Niña árabe yendo a la escuela por primera vez, una mañana de otoño, cogida de la mano de su padre. Éste, tocado con un fez, la figura alta y erguida, y trajeado a la europea, lleva una cartera; es maestro en la escuela francesa. Una niña árabe en un pueblo del Sahel argelino. Ciudades o pueblos de callejones blancos, con casas ciegas. Desde el primer día en el que una niña «sale» para aprender el alfabeto, los vecinos adoptan la mirada astuta de quienes se apiadan, con diez o quince años de adelanto, del padre audaz o del hermano inconsecuente. La desgracia se abatirá infaliblemente sobre ellos.
Como toda virgen instruida sabrá escribir, escribirá de corrido «la» carta. Le llegará la hora en la que el amor que se escribe es más peligroso que el amor secuestrado. Velad el cuerpo de la muchacha núbil. Volvedla invisible. Transformadla en un ser más ciego que los propios ciegos, aniquilad en ella toda memoria del exterior. Pero, ¿y si sabe escribir? El carcelero de un cuerpo sin palabras —y las palabras escritas son móviles— puede dormir tranquilo: le bastará con suprimir las ventanas, con cerrar con candado el único portal, con elevar al cielo un muro sin aberturas. Pero, ¿y si la muchacha escribe?
Su voz, a pesar del silencio, circula. Un papel. Un trapo arrugado. La mano de una criada en la oscuridad. Un niño incomunicado. El guardián deberá velar día y noche. El escrito echará a volar por el patio, lo lanzarán desde una terraza. En un cielo que de pronto pasa a ser demasiado vasto. Habrá que empezar de nuevo. A los diecisiete años me vi inmersa en una historia de amor por causa de una carta. Un desconocido me escribió; por inconsciencia, o por audacia, lo hizo abiertamente. Mi padre, preso de una rabia sin límites, hizo jirones la misiva en mi presencia. No me la dio a leer; la echó a la papelera.
Durante el verano, en el pueblo, la adolescente, salida del internado, se hallaba enclaustrada en un piso que daba al patio de la escuela; a la hora de la siesta pudo recomponer la carta que había suscitado la cólera paterna. El corresponsal misterioso hacía referencia a la ceremonia de los premios que se habían otorgado dos o tres días antes, en la ciudad vecina; me había visto subir al estrado. Me acuerdo de que, a la salida, en los pasillos de la escuela de los chicos, lo había desafiado con la mirada. Me proponía ceremoniosamente un intercambio de cartas «amistosas».
A los ojos de mi padre se trataba de una petición indecente, como si en esa invitación se esbozaran los preparativos de un rapto inevitable. Las palabras convencionales y en lengua francesa del estudiante en vacaciones se habían visto hinchadas por un deseo imprevisto e hiperbólico, simplemente porque mi padre había querido destruirlas. En los meses y años siguientes seguiría inmersa en esa historia de amor, o más bien en la prohibición del amor; el propio hecho de la censura paterna alimentaría la intriga. En ese esbozo de educación sentimental, la correspondencia secreta se desarrollaba en francés; así, la lengua que me había sido dada por mi padre se había convertido en mi intermediaria y en mi iniciadora; desde entonces, pasaría a ser un signo doble, contradictorio…

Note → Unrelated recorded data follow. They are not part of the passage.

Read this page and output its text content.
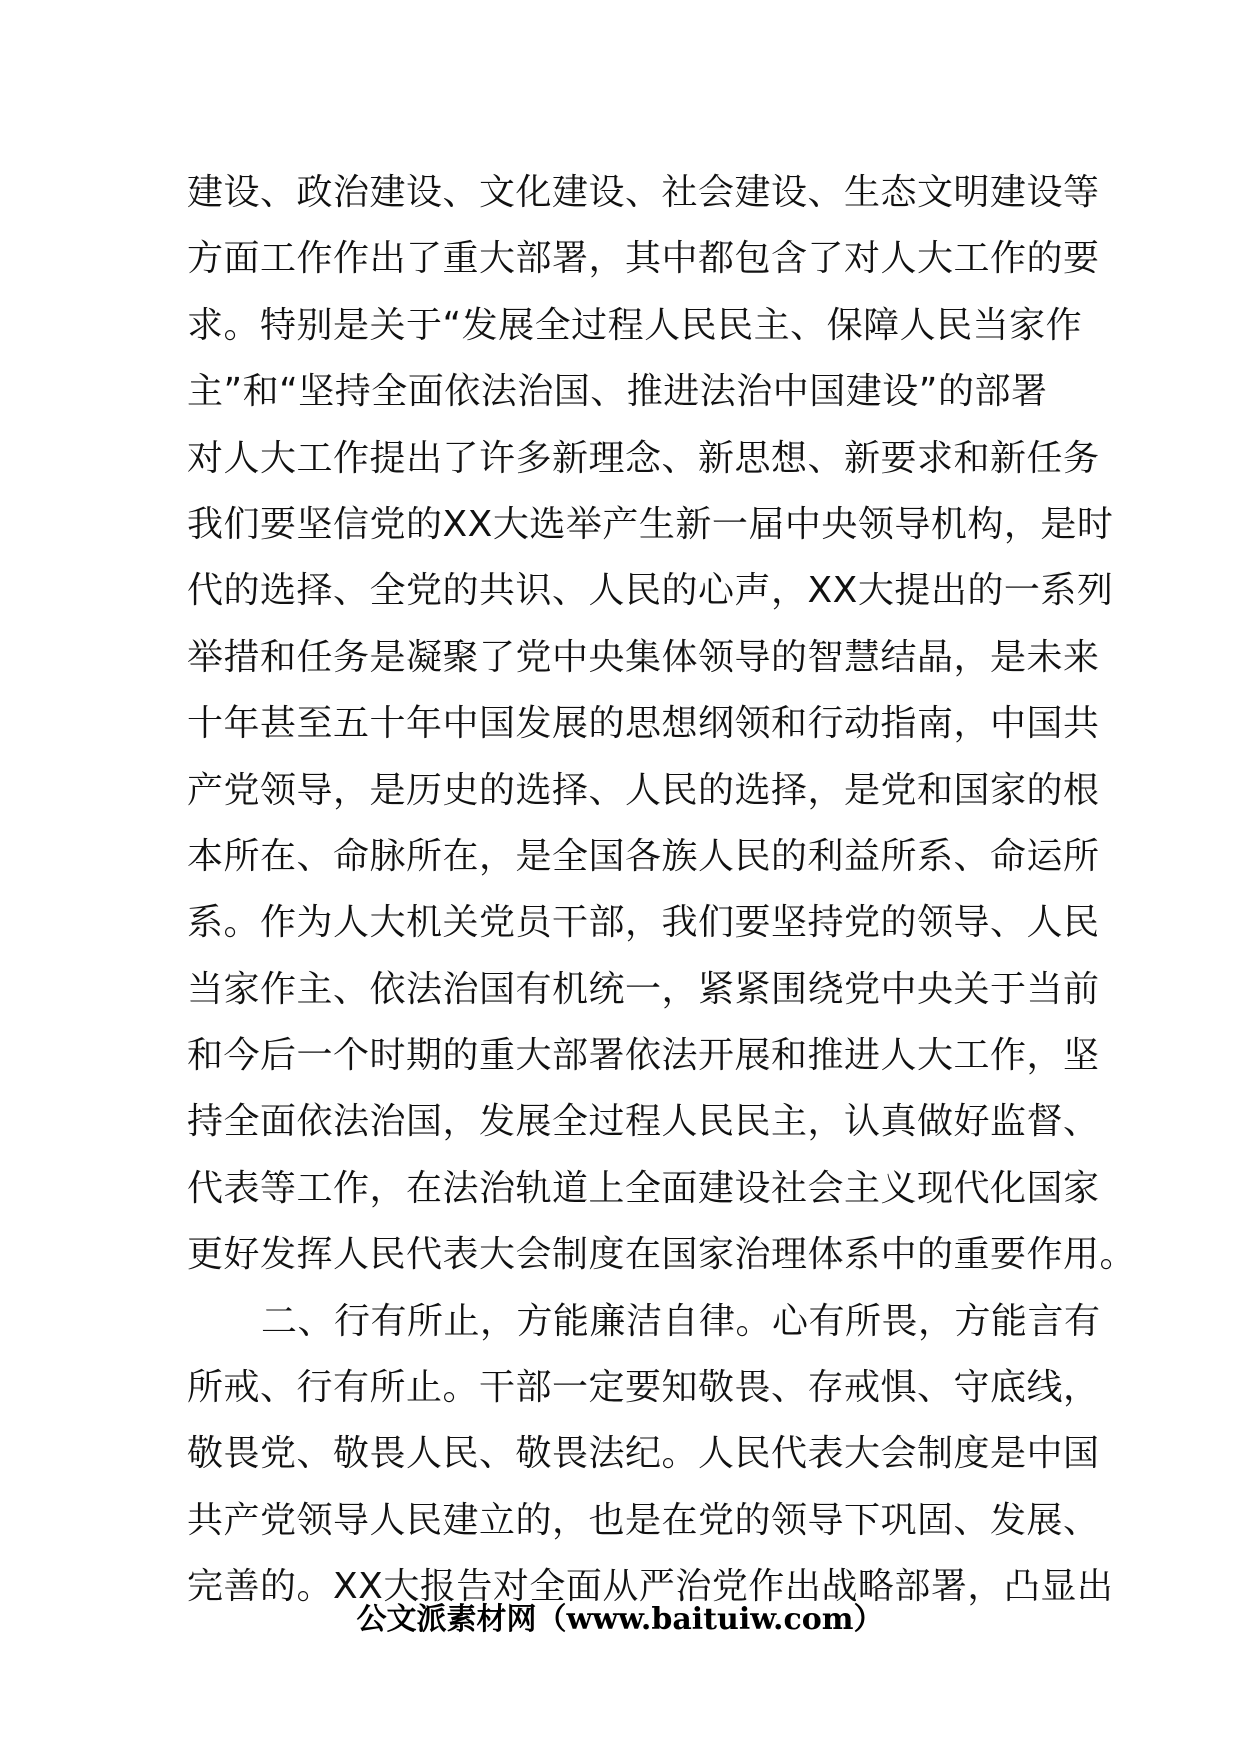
建设、政治建设、文化建设、社会建设、生态文明建设等
方面工作作出了重大部署，其中都包含了对人大工作的要
求。特别是关于“发展全过程人民民主、保障人民当家作
主”和“坚持全面依法治国、推进法治中国建设”的部署
对人大工作提出了许多新理念、新思想、新要求和新任务
我们要坚信党的XX大选举产生新一届中央领导机构，是时
代的选择、全党的共识、人民的心声，XX大提出的一系列
举措和任务是凝聚了党中央集体领导的智慧结晶，是未来
十年甚至五十年中国发展的思想纲领和行动指南，中国共
产党领导，是历史的选择、人民的选择，是党和国家的根
本所在、命脉所在，是全国各族人民的利益所系、命运所
系。作为人大机关党员干部，我们要坚持党的领导、人民
当家作主、依法治国有机统一，紧紧围绕党中央关于当前
和今后一个时期的重大部署依法开展和推进人大工作，坚
持全面依法治国，发展全过程人民民主，认真做好监督、
代表等工作，在法治轨道上全面建设社会主义现代化国家
更好发挥人民代表大会制度在国家治理体系中的重要作用。
二、行有所止，方能廉洁自律。心有所畏，方能言有
所戒、行有所止。干部一定要知敬畏、存戒惧、守底线，
敬畏党、敬畏人民、敬畏法纪。人民代表大会制度是中国
共产党领导人民建立的，也是在党的领导下巩固、发展、
完善的。XX大报告对全面从严治党作出战略部署，凸显出
公文派素材网（www.baituiw.com）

Como una heroína de novela occidental, el desafío juvenil me había liberado del círculo que los cuchicheos de invisibles antepasadas habían trazado en torno a mí y en mí… Después, el amor se transmutaría en el túnel del placer, en la arcilla conyugal. Purificación en el recuerdo de los sonidos de la infancia; una purificación que nos envuelve hasta llevarnos a descubrir una sensualidad cuya inundación nos va deslumbrando poco a poco… Silenciosa, privada de las palabras de mi madre por una mutilación de la memoria, recorrí milagrosamente las aguas sombrías del corredor, sin adivinar sus murallas.
Choque de las primeras palabras reveladas; la verdad surgió de una fractura de mi voz balbuceante. ¿De qué roca nocturna del placer había conseguido arrancarla? He hecho prorrumpir el espacio en mí, un espacio desquiciado de gritos sin voz, petrificados desde siempre en una prehistoria del amor. Una vez aclaradas las palabras —esas mismas que el cuerpo desvelado descubre—, corté las amarras. Mi pequeña me agarraba de la mano; me fui al amanecer.